Dan waktu itu gue emang pitch-nya ke Universal Studios, Universal Pictures, sama terutama ngobrol ke Bob-nya. Tapi di Bob, kita ngobrol lumayan nyambung tentang suka dan duka menjadi seorang father with two kids, gitu. Dia juga punya dua anak.
Anaknya jelas lebih grown up, cuman kayak kita bilang bahwa, oh ya, hidup di dunia kreatif ini tuh ini ya kayak banyak-banyak dukanya juga gitu. Bahwa lu harus banyak jauh dari anak-anak lu segala macam. Karena kita bicara tentang itu, kita nyambung, dan akhirnya i got the job.”
3. Kayak Mas Timo bilang, ini kan lebih berwarna ya dibanding film-film Mas Timo sebelum-sebelumnya. Waktu ditawarin, dari Universal ada kayak minta

“Ya mungkin ada, cuman bukan sesuatu yang menurut gue restriktif ya. Maksudnya, kita emang selalu harus melihat bahwa, oke, secara topik kreatif, gue tahu kapan gue bikin scene-scene yang penuh kekerasan yang bikin orang gak nyaman gitu.
Gue tahu kayak Shadow Strays, The Night Comes for Us, gitu-gitu, emang tujuan gue adalah kayak ngasih lihat bahwa violence itu sebuah pengalaman yang sangat, kalau bahasa Indonesia itu mungkin sangat kena di sendi dan saraf.
Sedangkan waktu bikin Nobody, gue emang udah memakai topi bahwa oke, mungkin gue pernah latihan waktu di Big Four, gue mencoba membuat violence sebagai sesuatu yang sedikit fun dan almost komik gitu ya.

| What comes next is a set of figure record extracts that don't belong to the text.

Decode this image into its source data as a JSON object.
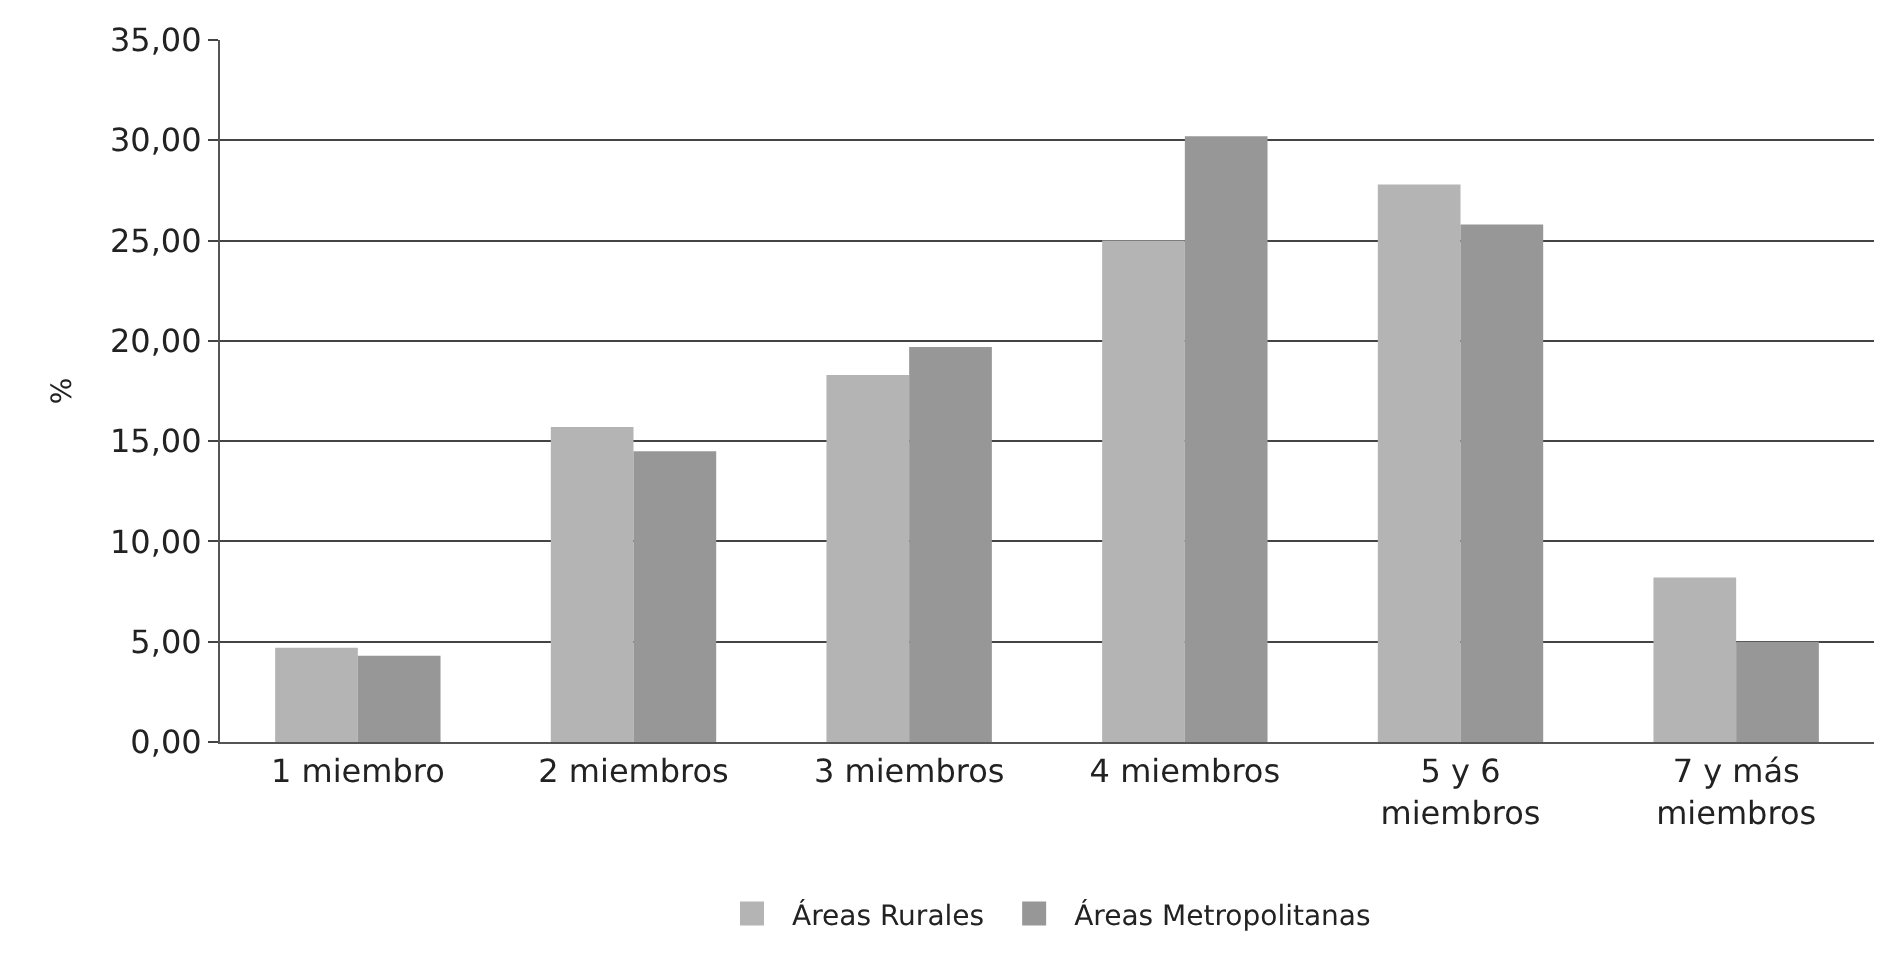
{
  "chart_data": {
    "type": "bar",
    "ylabel": "%",
    "categories": [
      "1 miembro",
      "2 miembros",
      "3 miembros",
      "4 miembros",
      "5 y 6\nmiembros",
      "7 y más\nmiembros"
    ],
    "series": [
      {
        "name": "Áreas Rurales",
        "color": "#b4b4b4",
        "values": [
          4.7,
          15.7,
          18.3,
          25.0,
          27.8,
          8.2
        ]
      },
      {
        "name": "Áreas Metropolitanas",
        "color": "#979797",
        "values": [
          4.3,
          14.5,
          19.7,
          30.2,
          25.8,
          5.0
        ]
      }
    ],
    "ylim": [
      0,
      35
    ],
    "yticks": [
      {
        "value": 0,
        "label": "0,00"
      },
      {
        "value": 5,
        "label": "5,00"
      },
      {
        "value": 10,
        "label": "10,00"
      },
      {
        "value": 15,
        "label": "15,00"
      },
      {
        "value": 20,
        "label": "20,00"
      },
      {
        "value": 25,
        "label": "25,00"
      },
      {
        "value": 30,
        "label": "30,00"
      },
      {
        "value": 35,
        "label": "35,00"
      }
    ],
    "grid": "y",
    "legend": "bottom"
  }
}
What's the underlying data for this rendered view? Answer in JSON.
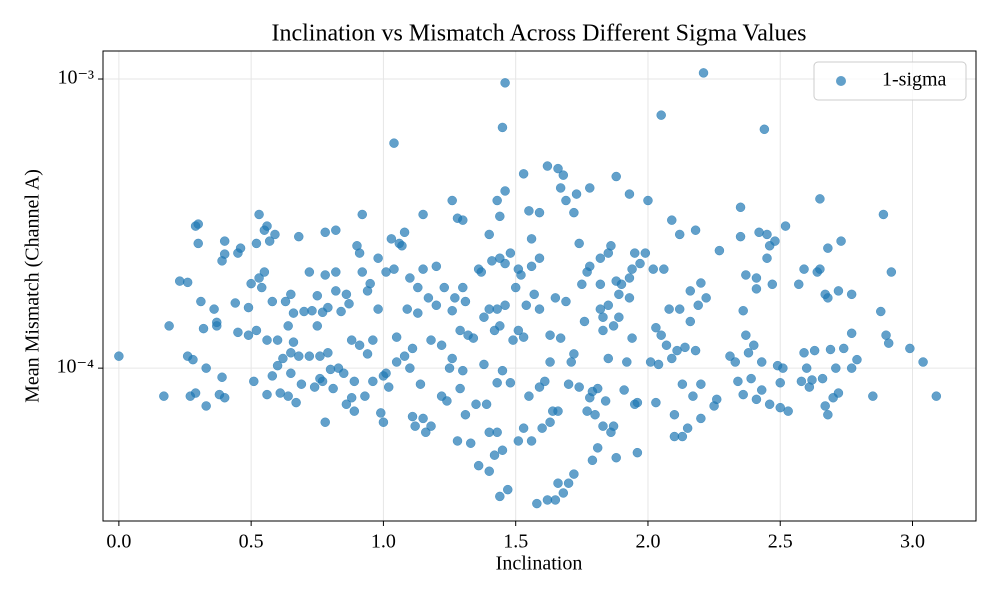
{
  "chart_data": {
    "type": "scatter",
    "title": "Inclination vs Mismatch Across Different Sigma Values",
    "xlabel": "Inclination",
    "ylabel": "Mean Mismatch (Channel A)",
    "xlim": [
      -0.06,
      3.24
    ],
    "ylim": [
      2.96e-05,
      0.00125
    ],
    "yscale": "log",
    "grid": true,
    "legend": "upper right",
    "xticks": [
      {
        "value": 0,
        "label": "0.0"
      },
      0.5,
      {
        "value": 1,
        "label": "1.0"
      },
      1.5,
      {
        "value": 2,
        "label": "2.0"
      },
      2.5,
      {
        "value": 3,
        "label": "3.0"
      }
    ],
    "yticks": [
      {
        "value": 0.0001,
        "label": "10⁻⁴"
      },
      {
        "value": 0.001,
        "label": "10⁻³"
      }
    ],
    "series": [
      {
        "name": "1-sigma",
        "color": "#1f77b4",
        "x": [
          0.0,
          0.17,
          0.19,
          0.23,
          0.26,
          0.26,
          0.27,
          0.28,
          0.29,
          0.29,
          0.3,
          0.3,
          0.31,
          0.32,
          0.33,
          0.33,
          0.36,
          0.37,
          0.37,
          0.38,
          0.39,
          0.39,
          0.4,
          0.4,
          0.4,
          0.44,
          0.45,
          0.45,
          0.46,
          0.49,
          0.49,
          0.5,
          0.51,
          0.52,
          0.52,
          0.53,
          0.53,
          0.54,
          0.55,
          0.55,
          0.56,
          0.56,
          0.56,
          0.57,
          0.58,
          0.58,
          0.59,
          0.6,
          0.6,
          0.61,
          0.62,
          0.63,
          0.64,
          0.64,
          0.65,
          0.65,
          0.65,
          0.66,
          0.66,
          0.67,
          0.68,
          0.68,
          0.69,
          0.7,
          0.72,
          0.72,
          0.73,
          0.74,
          0.75,
          0.75,
          0.76,
          0.76,
          0.77,
          0.77,
          0.78,
          0.78,
          0.78,
          0.79,
          0.79,
          0.8,
          0.81,
          0.82,
          0.82,
          0.82,
          0.83,
          0.84,
          0.85,
          0.86,
          0.86,
          0.87,
          0.88,
          0.88,
          0.89,
          0.89,
          0.9,
          0.91,
          0.91,
          0.92,
          0.92,
          0.93,
          0.94,
          0.94,
          0.95,
          0.96,
          0.96,
          0.98,
          0.98,
          0.99,
          1.0,
          1.0,
          1.01,
          1.01,
          1.02,
          1.03,
          1.04,
          1.04,
          1.05,
          1.05,
          1.06,
          1.07,
          1.08,
          1.08,
          1.09,
          1.1,
          1.1,
          1.11,
          1.11,
          1.12,
          1.13,
          1.13,
          1.14,
          1.15,
          1.15,
          1.15,
          1.16,
          1.17,
          1.18,
          1.18,
          1.2,
          1.2,
          1.22,
          1.22,
          1.23,
          1.24,
          1.25,
          1.26,
          1.26,
          1.26,
          1.27,
          1.28,
          1.28,
          1.29,
          1.29,
          1.3,
          1.3,
          1.3,
          1.31,
          1.31,
          1.32,
          1.33,
          1.34,
          1.35,
          1.36,
          1.36,
          1.37,
          1.38,
          1.38,
          1.39,
          1.4,
          1.4,
          1.4,
          1.4,
          1.41,
          1.42,
          1.42,
          1.43,
          1.43,
          1.43,
          1.43,
          1.44,
          1.44,
          1.44,
          1.44,
          1.45,
          1.45,
          1.45,
          1.46,
          1.46,
          1.46,
          1.46,
          1.47,
          1.48,
          1.48,
          1.49,
          1.5,
          1.51,
          1.51,
          1.51,
          1.52,
          1.53,
          1.53,
          1.53,
          1.54,
          1.55,
          1.55,
          1.56,
          1.56,
          1.56,
          1.57,
          1.58,
          1.59,
          1.59,
          1.59,
          1.59,
          1.6,
          1.61,
          1.62,
          1.62,
          1.63,
          1.63,
          1.63,
          1.64,
          1.65,
          1.65,
          1.66,
          1.66,
          1.66,
          1.67,
          1.67,
          1.68,
          1.68,
          1.69,
          1.69,
          1.7,
          1.7,
          1.71,
          1.72,
          1.72,
          1.72,
          1.73,
          1.74,
          1.74,
          1.75,
          1.76,
          1.77,
          1.77,
          1.78,
          1.78,
          1.78,
          1.79,
          1.79,
          1.8,
          1.81,
          1.81,
          1.82,
          1.82,
          1.82,
          1.83,
          1.83,
          1.83,
          1.84,
          1.85,
          1.85,
          1.85,
          1.86,
          1.86,
          1.87,
          1.87,
          1.88,
          1.88,
          1.88,
          1.89,
          1.89,
          1.9,
          1.91,
          1.92,
          1.93,
          1.93,
          1.93,
          1.94,
          1.94,
          1.95,
          1.95,
          1.96,
          1.96,
          1.97,
          1.99,
          2.0,
          2.01,
          2.02,
          2.03,
          2.03,
          2.04,
          2.05,
          2.05,
          2.06,
          2.07,
          2.08,
          2.09,
          2.09,
          2.1,
          2.1,
          2.11,
          2.12,
          2.12,
          2.13,
          2.13,
          2.14,
          2.15,
          2.16,
          2.16,
          2.17,
          2.18,
          2.18,
          2.19,
          2.2,
          2.2,
          2.2,
          2.21,
          2.22,
          2.25,
          2.26,
          2.27,
          2.31,
          2.33,
          2.34,
          2.35,
          2.35,
          2.36,
          2.36,
          2.37,
          2.37,
          2.38,
          2.39,
          2.4,
          2.41,
          2.41,
          2.41,
          2.42,
          2.43,
          2.43,
          2.44,
          2.45,
          2.45,
          2.46,
          2.46,
          2.47,
          2.48,
          2.49,
          2.5,
          2.5,
          2.51,
          2.52,
          2.53,
          2.57,
          2.58,
          2.59,
          2.59,
          2.6,
          2.61,
          2.62,
          2.63,
          2.64,
          2.65,
          2.65,
          2.66,
          2.67,
          2.67,
          2.68,
          2.68,
          2.68,
          2.69,
          2.7,
          2.71,
          2.72,
          2.72,
          2.73,
          2.74,
          2.77,
          2.77,
          2.77,
          2.79,
          2.85,
          2.88,
          2.89,
          2.9,
          2.91,
          2.92,
          2.99,
          3.04,
          3.09
        ],
        "values": [
          0.00011,
          8e-05,
          0.00014,
          0.0002,
          0.00011,
          0.000198,
          8e-05,
          0.000107,
          8.2e-05,
          0.00031,
          0.000315,
          0.00027,
          0.00017,
          0.000137,
          0.0001,
          7.4e-05,
          0.00016,
          0.000144,
          0.00014,
          8.1e-05,
          0.000235,
          9.3e-05,
          0.000275,
          0.000248,
          7.9e-05,
          0.000168,
          0.000133,
          0.00025,
          0.00026,
          0.00013,
          0.000162,
          0.000196,
          9e-05,
          0.000135,
          0.00027,
          0.00034,
          0.000205,
          0.00019,
          0.000215,
          0.0003,
          0.00031,
          0.000125,
          8.1e-05,
          0.000275,
          0.00017,
          9.4e-05,
          0.00029,
          0.000125,
          0.000102,
          8.2e-05,
          0.000108,
          0.00017,
          0.00014,
          8e-05,
          0.00018,
          9.6e-05,
          0.000113,
          0.000123,
          0.000155,
          7.6e-05,
          0.000285,
          0.00011,
          8.8e-05,
          0.000157,
          0.000215,
          0.00011,
          0.000158,
          8.6e-05,
          0.00014,
          0.000178,
          9.2e-05,
          0.00011,
          9e-05,
          0.000156,
          0.000295,
          6.5e-05,
          0.00021,
          0.000162,
          0.000113,
          9.9e-05,
          8.5e-05,
          0.0003,
          0.000215,
          0.000185,
          0.0001,
          0.000157,
          9.6e-05,
          0.00018,
          7.5e-05,
          0.000167,
          7.9e-05,
          0.000125,
          9e-05,
          7.1e-05,
          0.000265,
          0.00025,
          0.00012,
          0.00034,
          0.000215,
          8e-05,
          0.000112,
          0.000185,
          0.000196,
          0.000125,
          9e-05,
          0.00024,
          0.00016,
          7e-05,
          9.4e-05,
          6.5e-05,
          0.000215,
          9.6e-05,
          8.6e-05,
          0.00028,
          0.0006,
          0.00022,
          0.000128,
          0.000105,
          0.00027,
          0.000265,
          0.000295,
          0.00011,
          0.00016,
          0.000205,
          0.0001,
          6.8e-05,
          0.000117,
          6.3e-05,
          0.000155,
          0.00019,
          8.8e-05,
          0.00022,
          0.00034,
          6.7e-05,
          6e-05,
          0.000175,
          0.000125,
          6.3e-05,
          0.000165,
          0.000225,
          0.00012,
          8e-05,
          0.00019,
          7.7e-05,
          0.0001,
          0.00038,
          0.000158,
          0.000108,
          0.000175,
          0.00033,
          5.6e-05,
          0.000135,
          8.5e-05,
          0.000325,
          0.00019,
          9.8e-05,
          0.00017,
          6.9e-05,
          0.00013,
          5.5e-05,
          0.000127,
          7.5e-05,
          0.00022,
          4.6e-05,
          0.000215,
          0.00015,
          0.000103,
          7.5e-05,
          0.00029,
          0.00016,
          6e-05,
          4.4e-05,
          0.000235,
          0.000135,
          5e-05,
          0.00038,
          0.00016,
          8.9e-05,
          6e-05,
          0.000335,
          0.00024,
          0.00014,
          3.6e-05,
          0.00068,
          9.8e-05,
          5.2e-05,
          0.00097,
          0.00041,
          0.00023,
          0.000165,
          3.8e-05,
          0.00025,
          8.9e-05,
          0.000125,
          0.00019,
          0.00022,
          0.000135,
          5.6e-05,
          0.00021,
          0.00047,
          0.000128,
          6.2e-05,
          0.000165,
          0.00035,
          8e-05,
          0.00028,
          0.000225,
          5.6e-05,
          0.00018,
          3.4e-05,
          0.000345,
          0.00024,
          0.00016,
          8.6e-05,
          6.2e-05,
          9e-05,
          0.0005,
          3.5e-05,
          0.00013,
          0.000105,
          6.5e-05,
          7.1e-05,
          0.000175,
          3.5e-05,
          0.00049,
          7.1e-05,
          4e-05,
          0.00042,
          0.000127,
          3.7e-05,
          0.000465,
          0.00038,
          0.00017,
          8.8e-05,
          4e-05,
          0.000105,
          0.000345,
          0.000112,
          4.3e-05,
          0.0004,
          0.00027,
          8.6e-05,
          0.000195,
          0.000145,
          0.000215,
          7.1e-05,
          7.9e-05,
          0.00042,
          0.000225,
          8.3e-05,
          4.8e-05,
          6.9e-05,
          8.5e-05,
          5.3e-05,
          0.00024,
          0.000195,
          0.00016,
          0.00015,
          0.000135,
          6.3e-05,
          7.7e-05,
          0.000108,
          0.000165,
          0.00025,
          6e-05,
          0.000265,
          0.00014,
          6.3e-05,
          0.00046,
          0.0002,
          4.9e-05,
          0.00018,
          0.00015,
          0.000195,
          8.4e-05,
          0.000105,
          0.0004,
          0.000205,
          0.000175,
          0.000127,
          0.00022,
          7.5e-05,
          0.00025,
          7.6e-05,
          5.1e-05,
          0.00023,
          0.00025,
          0.00038,
          0.000105,
          0.00022,
          7.6e-05,
          0.000138,
          0.000103,
          0.00075,
          0.00013,
          0.00022,
          0.00012,
          0.00016,
          0.000325,
          0.000108,
          6.9e-05,
          5.8e-05,
          0.000115,
          0.00029,
          0.00016,
          8.8e-05,
          5.8e-05,
          0.000118,
          6.2e-05,
          0.000145,
          0.000185,
          8e-05,
          0.0003,
          0.000115,
          0.000165,
          0.000197,
          8.8e-05,
          6.7e-05,
          0.00105,
          0.000175,
          7.4e-05,
          7.8e-05,
          0.000255,
          0.00011,
          0.000105,
          9e-05,
          0.000285,
          0.00036,
          0.000158,
          8.1e-05,
          0.00021,
          0.00013,
          0.000113,
          9.2e-05,
          0.00012,
          0.000205,
          0.000188,
          7.8e-05,
          0.000295,
          8.4e-05,
          0.000105,
          0.00067,
          0.00029,
          0.00024,
          0.000265,
          7.5e-05,
          0.000195,
          0.000275,
          0.000102,
          8.9e-05,
          7.3e-05,
          0.0001,
          0.00031,
          7.1e-05,
          0.000195,
          9e-05,
          0.00022,
          0.000113,
          0.0001,
          8.6e-05,
          9.1e-05,
          0.000115,
          0.000215,
          0.000385,
          0.00022,
          9.2e-05,
          0.00018,
          7.4e-05,
          0.000175,
          6.9e-05,
          0.00026,
          0.000116,
          7.9e-05,
          0.0001,
          8.2e-05,
          0.000185,
          0.000275,
          0.000117,
          0.00018,
          0.000132,
          0.0001,
          0.000107,
          8e-05,
          0.000157,
          0.00034,
          0.00013,
          0.000122,
          0.000215,
          0.000117,
          0.000105,
          8e-05
        ]
      }
    ]
  }
}
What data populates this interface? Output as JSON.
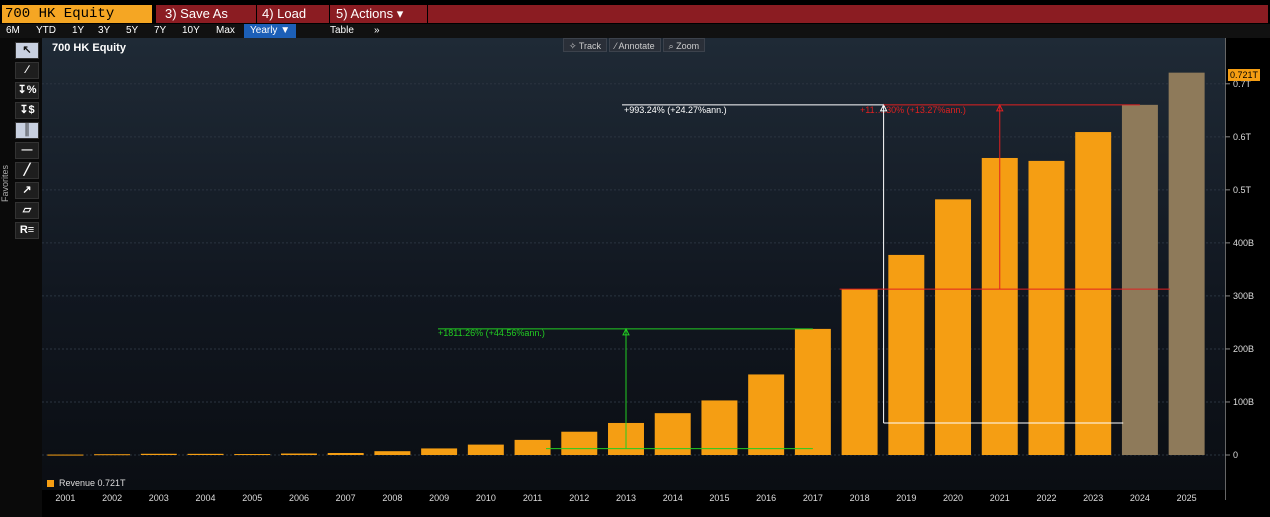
{
  "header": {
    "security": "700 HK Equity",
    "save_as": "3) Save As",
    "load": "4) Load",
    "actions": "5) Actions ▾"
  },
  "range_buttons": [
    "6M",
    "YTD",
    "1Y",
    "3Y",
    "5Y",
    "7Y",
    "10Y",
    "Max"
  ],
  "period_select": "Yearly ▼",
  "table_button": "Table",
  "more_button": "»",
  "tool_sidebar_label": "Favorites",
  "tools": [
    "cursor-arrow",
    "pencil",
    "percent-arrow",
    "dollar-arrow",
    "bars",
    "line",
    "trend-line",
    "trend-arrows",
    "band",
    "R"
  ],
  "chart_title": "700 HK Equity",
  "mode_buttons": [
    "✧ Track",
    "⁄ Annotate",
    "⌕ Zoom"
  ],
  "legend_label": "Revenue  0.721T",
  "last_value_badge": "0.721T",
  "colors": {
    "bar": "#f59e13",
    "bar_estimate": "#8e7a5a",
    "annotation_green": "#22cc22",
    "annotation_white": "#ffffff",
    "annotation_red": "#e02020"
  },
  "annotations": {
    "green": "+1811.26% (+44.56%ann.)",
    "white": "+993.24% (+24.27%ann.)",
    "red": "+11….30% (+13.27%ann.)"
  },
  "chart_data": {
    "type": "bar",
    "title": "700 HK Equity",
    "categories": [
      "2001",
      "2002",
      "2003",
      "2004",
      "2005",
      "2006",
      "2007",
      "2008",
      "2009",
      "2010",
      "2011",
      "2012",
      "2013",
      "2014",
      "2015",
      "2016",
      "2017",
      "2018",
      "2019",
      "2020",
      "2021",
      "2022",
      "2023",
      "2024",
      "2025"
    ],
    "series": [
      {
        "name": "Revenue",
        "values": [
          0.8,
          1.5,
          2.3,
          2.2,
          1.8,
          2.8,
          3.8,
          7.2,
          12.4,
          19.6,
          28.5,
          43.9,
          60.4,
          78.9,
          102.9,
          151.9,
          237.8,
          312.7,
          377.3,
          482.1,
          560.1,
          554.6,
          609.0,
          660.3,
          721.0
        ],
        "estimate_from_index": 23
      }
    ],
    "y_ticks": [
      {
        "value": 0,
        "label": "0"
      },
      {
        "value": 100,
        "label": "100B"
      },
      {
        "value": 200,
        "label": "200B"
      },
      {
        "value": 300,
        "label": "300B"
      },
      {
        "value": 400,
        "label": "400B"
      },
      {
        "value": 500,
        "label": "0.5T"
      },
      {
        "value": 600,
        "label": "0.6T"
      },
      {
        "value": 700,
        "label": "0.7T"
      }
    ],
    "ylim": [
      -60,
      780
    ],
    "y_unit": "B"
  }
}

Dan gue mencari, oke, Nobody 2 artinya gue di tengah deh gitu, di mana ada that fine line between, yes, violence-nya masih punchy, masih lumayan brutal, tapi pada akhirnya gue gak pengen penonton keluar dengan bete, gak pengen mereka dengan bersedih, gitu.”
4. Tapi emang kerasa sih, tadi pagi kan aku udah nonton ya. Jadi kayak, ini Mas Timo banget, tapi kayak ngerem dikit gitu gak, sih?
“Iya, ada di situnya, lah. Karena kadang-kadang gue ngerasa, oh kenapa gue sebagai seorang filmmaker di Indonesia lumayan violent, ya? Dan gue selalu bilang di wawancara bahwa ya karena gue ngelihatnya di kehidupan di Jakarta atau di Indonesia emang pada dasarnya sangat keras dan violence. Dan itu kadang-kadang terefleksi di film gue.
Di sini, waktu gue bikin, apalagi ada anak kecil, ada keluarganya Hutch Mansell, jadi gue ngerasa, oke, kita coba buat ada fine line-nya lah, gitu. Bahwa gue nak mau harus kelihatan kayak bola mata keluar, gitu, sedangkan film ini pada akhirnya hatinya mengenai keluarga.”
5. Oke. Terus kalau misalnya unsur-unsur lokal gitu ada gak yang dimasukin, entah itu dalam koreografinya atau mungkin lainnya?
“Well, sebenarnya karena, jujur gitu ya, karena ini film pertama gue, gue lebih kayak, satu-satunya yang gue bawa adalah identitas gue sebagai seorang filmmaker Asia. Jadi, gue waktu itu gak terlalu, gue bukan orang yang suka kayak, oh, gue harus masukin elemen itu. Itu akan terjadi dengan sendirinya begitu gue udah lebih diakui di sinilah. Dan itu langkah-langkahnya kan tidak langsung.
Gue juga, sekali lagi, gue selalu, you know, Abimana, teman gue, dia pernah punya kata-kata yang gue suka banget, ‘Padi semakin tinggi, semakin merunduk.’ Dan itu yang selalu gue aplikasikan akhir-akhir ini di cara kerja gue juga gitu. Bahwa semakin gue pengalaman, gue semakin harus bisa denger orang. ‘Oh, mungkin cara gue selama itu gak selalu benar ya gitu.’ Dan itulah cara kita berkembang sebagai orang kreatif.”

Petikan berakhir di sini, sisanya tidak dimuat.